I suppose I should begin begin by referring to PR systems as so-called PR systems, given that proportionality is defined in narrow terms: that is, the relationship of votes to seats. It leaves out the fundamental element of political power. 10% of votes = 10% of seats does not then equal ten per cent of the negotiating power in the House of Commons. It can constitute considerably more. Indeed, if we define proportionality in terms of the ratio of votes and time spent in government, then according to one study the UK has proved to be more proportional than other Western systems.
Then there is the issue of accountability. Much of the debate has fcoused on the hiring side and not enough on the firing side of government. As the distinguished philosopher, Sir Karl Popper, recognised, the essence of democracy is the capacity of citizens to get rid of the body in power and to do so in a peaceful way. He advanced a new problem as fundamental to rational political theory: “The new problem, as distinct from the old ‘Who should rule?’, can be formulated as follows: how is the state to be constituted so that bad rulers can be got rid of without bloodshed, without violence?” The current electoral system, as he recognised, is central to ensuring that a government can be removed, swiftly and cleanly. The system facilitates – it does not guarantee, but it facilitates in a way that other systems do not – the return of a single party to government. There is thus one body, the party-in-government, that is responsible for public policy.
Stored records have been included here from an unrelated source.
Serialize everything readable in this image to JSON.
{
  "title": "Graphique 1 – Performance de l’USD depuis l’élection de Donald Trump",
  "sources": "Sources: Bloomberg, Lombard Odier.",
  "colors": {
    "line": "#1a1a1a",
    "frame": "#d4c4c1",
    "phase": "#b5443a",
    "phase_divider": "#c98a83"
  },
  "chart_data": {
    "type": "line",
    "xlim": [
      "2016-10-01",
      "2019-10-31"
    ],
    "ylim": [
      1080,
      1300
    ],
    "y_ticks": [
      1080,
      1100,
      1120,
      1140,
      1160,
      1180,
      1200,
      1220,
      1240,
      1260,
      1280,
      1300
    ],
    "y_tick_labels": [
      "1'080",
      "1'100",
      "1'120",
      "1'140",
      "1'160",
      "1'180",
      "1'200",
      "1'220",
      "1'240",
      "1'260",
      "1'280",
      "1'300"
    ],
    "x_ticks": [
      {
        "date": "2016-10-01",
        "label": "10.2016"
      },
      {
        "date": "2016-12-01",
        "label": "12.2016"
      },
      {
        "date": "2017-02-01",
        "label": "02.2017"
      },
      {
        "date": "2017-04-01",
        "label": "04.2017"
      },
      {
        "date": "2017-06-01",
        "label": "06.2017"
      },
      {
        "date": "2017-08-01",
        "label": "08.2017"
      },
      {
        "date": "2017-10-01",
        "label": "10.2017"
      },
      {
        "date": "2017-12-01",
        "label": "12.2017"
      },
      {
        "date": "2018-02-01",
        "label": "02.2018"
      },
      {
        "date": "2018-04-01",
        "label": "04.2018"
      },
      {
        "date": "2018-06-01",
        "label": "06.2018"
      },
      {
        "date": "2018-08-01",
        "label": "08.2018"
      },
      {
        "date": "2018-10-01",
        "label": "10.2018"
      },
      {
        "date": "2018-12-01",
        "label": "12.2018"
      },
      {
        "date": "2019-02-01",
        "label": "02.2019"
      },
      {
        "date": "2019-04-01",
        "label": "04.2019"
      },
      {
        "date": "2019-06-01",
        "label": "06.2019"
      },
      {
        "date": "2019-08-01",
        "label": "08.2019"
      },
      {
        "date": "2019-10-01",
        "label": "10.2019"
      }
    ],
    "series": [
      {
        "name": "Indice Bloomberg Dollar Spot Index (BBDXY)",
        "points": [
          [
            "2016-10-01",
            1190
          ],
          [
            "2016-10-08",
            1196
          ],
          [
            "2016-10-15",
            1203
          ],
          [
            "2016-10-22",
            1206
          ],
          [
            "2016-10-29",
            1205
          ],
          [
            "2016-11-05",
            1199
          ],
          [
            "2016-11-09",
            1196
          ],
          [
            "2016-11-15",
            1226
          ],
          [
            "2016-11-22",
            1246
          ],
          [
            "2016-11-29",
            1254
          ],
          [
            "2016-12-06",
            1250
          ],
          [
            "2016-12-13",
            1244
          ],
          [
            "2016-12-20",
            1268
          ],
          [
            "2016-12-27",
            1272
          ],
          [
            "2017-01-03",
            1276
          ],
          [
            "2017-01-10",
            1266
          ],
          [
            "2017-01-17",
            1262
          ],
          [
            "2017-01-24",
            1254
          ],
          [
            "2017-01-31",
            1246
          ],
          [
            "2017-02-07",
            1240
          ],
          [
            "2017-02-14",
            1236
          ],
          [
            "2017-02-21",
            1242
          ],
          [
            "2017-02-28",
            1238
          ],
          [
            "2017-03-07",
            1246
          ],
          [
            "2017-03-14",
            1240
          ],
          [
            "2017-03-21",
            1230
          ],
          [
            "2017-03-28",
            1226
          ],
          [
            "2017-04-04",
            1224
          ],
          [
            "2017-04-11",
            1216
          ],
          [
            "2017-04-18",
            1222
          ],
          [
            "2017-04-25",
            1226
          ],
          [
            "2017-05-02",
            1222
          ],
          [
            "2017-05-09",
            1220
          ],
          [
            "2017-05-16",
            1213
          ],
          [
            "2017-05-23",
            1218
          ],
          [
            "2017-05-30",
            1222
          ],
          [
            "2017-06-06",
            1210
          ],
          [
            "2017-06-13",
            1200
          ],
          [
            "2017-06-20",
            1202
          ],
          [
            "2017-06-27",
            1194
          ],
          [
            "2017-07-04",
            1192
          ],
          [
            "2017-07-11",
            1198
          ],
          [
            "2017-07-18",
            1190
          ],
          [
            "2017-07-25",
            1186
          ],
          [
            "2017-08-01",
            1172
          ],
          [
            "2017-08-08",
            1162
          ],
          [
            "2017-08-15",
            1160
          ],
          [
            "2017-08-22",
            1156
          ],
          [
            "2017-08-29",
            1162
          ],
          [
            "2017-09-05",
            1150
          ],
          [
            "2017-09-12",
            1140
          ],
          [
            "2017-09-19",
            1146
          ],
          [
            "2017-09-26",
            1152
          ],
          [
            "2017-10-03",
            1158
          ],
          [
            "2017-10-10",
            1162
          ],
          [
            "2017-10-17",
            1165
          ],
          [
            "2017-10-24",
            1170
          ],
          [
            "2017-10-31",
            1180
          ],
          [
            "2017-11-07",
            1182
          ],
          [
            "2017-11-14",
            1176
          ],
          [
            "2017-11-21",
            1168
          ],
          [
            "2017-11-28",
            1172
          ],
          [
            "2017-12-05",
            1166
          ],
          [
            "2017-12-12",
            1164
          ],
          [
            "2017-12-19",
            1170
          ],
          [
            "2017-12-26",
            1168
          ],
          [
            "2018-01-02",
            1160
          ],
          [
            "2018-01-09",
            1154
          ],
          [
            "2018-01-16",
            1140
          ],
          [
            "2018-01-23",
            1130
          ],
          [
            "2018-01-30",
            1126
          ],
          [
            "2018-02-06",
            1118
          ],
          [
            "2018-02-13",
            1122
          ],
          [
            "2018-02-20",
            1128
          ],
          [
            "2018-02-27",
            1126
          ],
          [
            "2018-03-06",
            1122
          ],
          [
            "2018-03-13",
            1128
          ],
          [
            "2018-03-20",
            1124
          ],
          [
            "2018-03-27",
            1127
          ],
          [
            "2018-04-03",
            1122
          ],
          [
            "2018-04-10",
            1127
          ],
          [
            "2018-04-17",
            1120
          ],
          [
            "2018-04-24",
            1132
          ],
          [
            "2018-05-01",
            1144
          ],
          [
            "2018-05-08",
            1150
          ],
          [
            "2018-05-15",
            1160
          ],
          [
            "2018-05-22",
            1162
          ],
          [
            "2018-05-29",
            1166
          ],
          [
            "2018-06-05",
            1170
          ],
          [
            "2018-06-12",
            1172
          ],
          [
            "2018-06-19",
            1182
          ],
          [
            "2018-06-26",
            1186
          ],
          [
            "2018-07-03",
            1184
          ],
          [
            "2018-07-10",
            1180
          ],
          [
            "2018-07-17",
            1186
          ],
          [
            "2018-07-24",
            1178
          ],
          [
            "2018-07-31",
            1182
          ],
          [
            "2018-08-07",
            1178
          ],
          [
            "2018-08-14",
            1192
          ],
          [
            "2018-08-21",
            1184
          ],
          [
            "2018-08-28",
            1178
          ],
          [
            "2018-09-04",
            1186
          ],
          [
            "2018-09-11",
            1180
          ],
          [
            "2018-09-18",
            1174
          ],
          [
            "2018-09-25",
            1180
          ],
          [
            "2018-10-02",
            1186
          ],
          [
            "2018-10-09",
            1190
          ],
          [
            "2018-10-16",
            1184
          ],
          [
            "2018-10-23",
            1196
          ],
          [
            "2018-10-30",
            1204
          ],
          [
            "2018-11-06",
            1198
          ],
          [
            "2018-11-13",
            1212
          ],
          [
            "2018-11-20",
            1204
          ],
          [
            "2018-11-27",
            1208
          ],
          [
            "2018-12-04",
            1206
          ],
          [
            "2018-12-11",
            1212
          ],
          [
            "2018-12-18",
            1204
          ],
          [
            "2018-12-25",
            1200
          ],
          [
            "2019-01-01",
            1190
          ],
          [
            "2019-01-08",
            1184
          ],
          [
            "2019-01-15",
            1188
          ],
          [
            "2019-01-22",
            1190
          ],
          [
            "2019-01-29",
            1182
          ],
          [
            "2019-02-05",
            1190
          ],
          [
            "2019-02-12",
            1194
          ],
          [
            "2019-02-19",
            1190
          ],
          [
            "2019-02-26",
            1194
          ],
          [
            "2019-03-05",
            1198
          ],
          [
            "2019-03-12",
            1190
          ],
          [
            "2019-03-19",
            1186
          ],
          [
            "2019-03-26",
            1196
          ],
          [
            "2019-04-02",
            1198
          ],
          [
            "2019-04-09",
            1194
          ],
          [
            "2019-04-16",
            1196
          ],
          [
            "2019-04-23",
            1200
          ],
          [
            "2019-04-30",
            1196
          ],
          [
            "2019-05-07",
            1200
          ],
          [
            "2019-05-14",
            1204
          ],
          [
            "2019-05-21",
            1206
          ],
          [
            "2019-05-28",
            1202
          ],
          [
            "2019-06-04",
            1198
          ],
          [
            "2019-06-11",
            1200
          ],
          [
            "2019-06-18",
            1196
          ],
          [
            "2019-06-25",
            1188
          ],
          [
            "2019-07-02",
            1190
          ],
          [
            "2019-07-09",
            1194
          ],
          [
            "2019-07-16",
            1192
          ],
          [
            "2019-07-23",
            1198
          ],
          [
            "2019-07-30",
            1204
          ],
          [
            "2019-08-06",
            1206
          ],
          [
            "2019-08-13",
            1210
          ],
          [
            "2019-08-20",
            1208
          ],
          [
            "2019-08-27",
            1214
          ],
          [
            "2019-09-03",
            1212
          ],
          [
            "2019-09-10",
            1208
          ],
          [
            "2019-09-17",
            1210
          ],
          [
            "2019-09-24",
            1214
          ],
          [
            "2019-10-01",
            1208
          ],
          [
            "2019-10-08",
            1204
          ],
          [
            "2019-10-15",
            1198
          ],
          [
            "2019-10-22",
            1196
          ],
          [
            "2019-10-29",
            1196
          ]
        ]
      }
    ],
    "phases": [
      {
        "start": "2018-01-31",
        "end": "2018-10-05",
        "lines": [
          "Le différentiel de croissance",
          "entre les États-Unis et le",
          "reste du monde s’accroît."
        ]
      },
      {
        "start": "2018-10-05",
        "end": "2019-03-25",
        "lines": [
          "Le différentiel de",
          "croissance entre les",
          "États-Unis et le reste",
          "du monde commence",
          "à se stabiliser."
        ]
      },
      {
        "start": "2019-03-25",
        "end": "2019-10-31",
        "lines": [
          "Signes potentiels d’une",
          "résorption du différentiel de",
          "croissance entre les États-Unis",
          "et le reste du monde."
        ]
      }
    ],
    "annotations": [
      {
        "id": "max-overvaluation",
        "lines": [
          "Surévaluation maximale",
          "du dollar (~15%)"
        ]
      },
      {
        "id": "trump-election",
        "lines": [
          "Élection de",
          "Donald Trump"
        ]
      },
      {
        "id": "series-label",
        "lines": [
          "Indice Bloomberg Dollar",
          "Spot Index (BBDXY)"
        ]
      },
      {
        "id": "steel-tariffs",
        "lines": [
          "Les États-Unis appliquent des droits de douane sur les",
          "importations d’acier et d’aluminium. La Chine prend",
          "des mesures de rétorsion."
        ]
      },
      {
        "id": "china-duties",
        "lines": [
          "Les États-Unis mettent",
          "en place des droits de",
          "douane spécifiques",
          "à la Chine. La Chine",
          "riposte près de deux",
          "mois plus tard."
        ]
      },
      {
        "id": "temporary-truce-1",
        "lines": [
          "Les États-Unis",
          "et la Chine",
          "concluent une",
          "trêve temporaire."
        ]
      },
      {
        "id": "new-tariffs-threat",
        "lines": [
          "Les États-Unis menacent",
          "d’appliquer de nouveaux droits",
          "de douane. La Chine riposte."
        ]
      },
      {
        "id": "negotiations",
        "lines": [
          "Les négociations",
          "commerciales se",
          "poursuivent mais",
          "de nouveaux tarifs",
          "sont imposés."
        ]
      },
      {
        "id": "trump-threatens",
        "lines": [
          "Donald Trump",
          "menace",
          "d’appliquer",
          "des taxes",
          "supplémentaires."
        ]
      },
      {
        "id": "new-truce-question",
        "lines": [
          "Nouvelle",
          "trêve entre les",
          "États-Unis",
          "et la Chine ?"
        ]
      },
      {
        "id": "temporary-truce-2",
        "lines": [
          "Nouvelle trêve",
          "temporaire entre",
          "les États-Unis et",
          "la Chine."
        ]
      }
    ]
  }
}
There is no opportunity for buck passing between parties or between different political bodies. Electors know precisely which body to hold accountable for public policy. If they disapprove, they can sweep it from office. Election day, in Popper’s words, is Judgement Day.
We are told that our present system generates ‘wasted votes’, but wasted in relation to what? There is the danger of getting a greater say in the choice of the local MP at the expense of being able to determine who is in government. It is also possible under PR to generate a complete set of wasted votes. Take the elections to the National Assembly for Wales in 2007. Wales ended up with a Labour-Plaid Cymru coalition. How many electors voted definitively for a Lab+PC coalition? Not one. It has less legitimacy than a government elected under the first-past-the-post system. And if the coalition parties fight the next election as separate parties, there is no one body to be held to account for the actions of government. But does not PR otherwise ensure that most votes count? Not exactly. There is a minority SNP government in Scotland. In other words, most electors voted for parties other than the winning party.
There are other arguments against PR systems – I have quite a long list – and it is important to remember that PR is a generic term. It encompasses a range of systems, each with its own problems. There are problems with list systems and with the single transferable vote (used by 0.1% of the world’s electors, compared to the most popular system – first past the post), as well as with the others being proposed. Once one pits FPTP against a real alternative – rather than some abstract term – one begins to see the merits of what we have.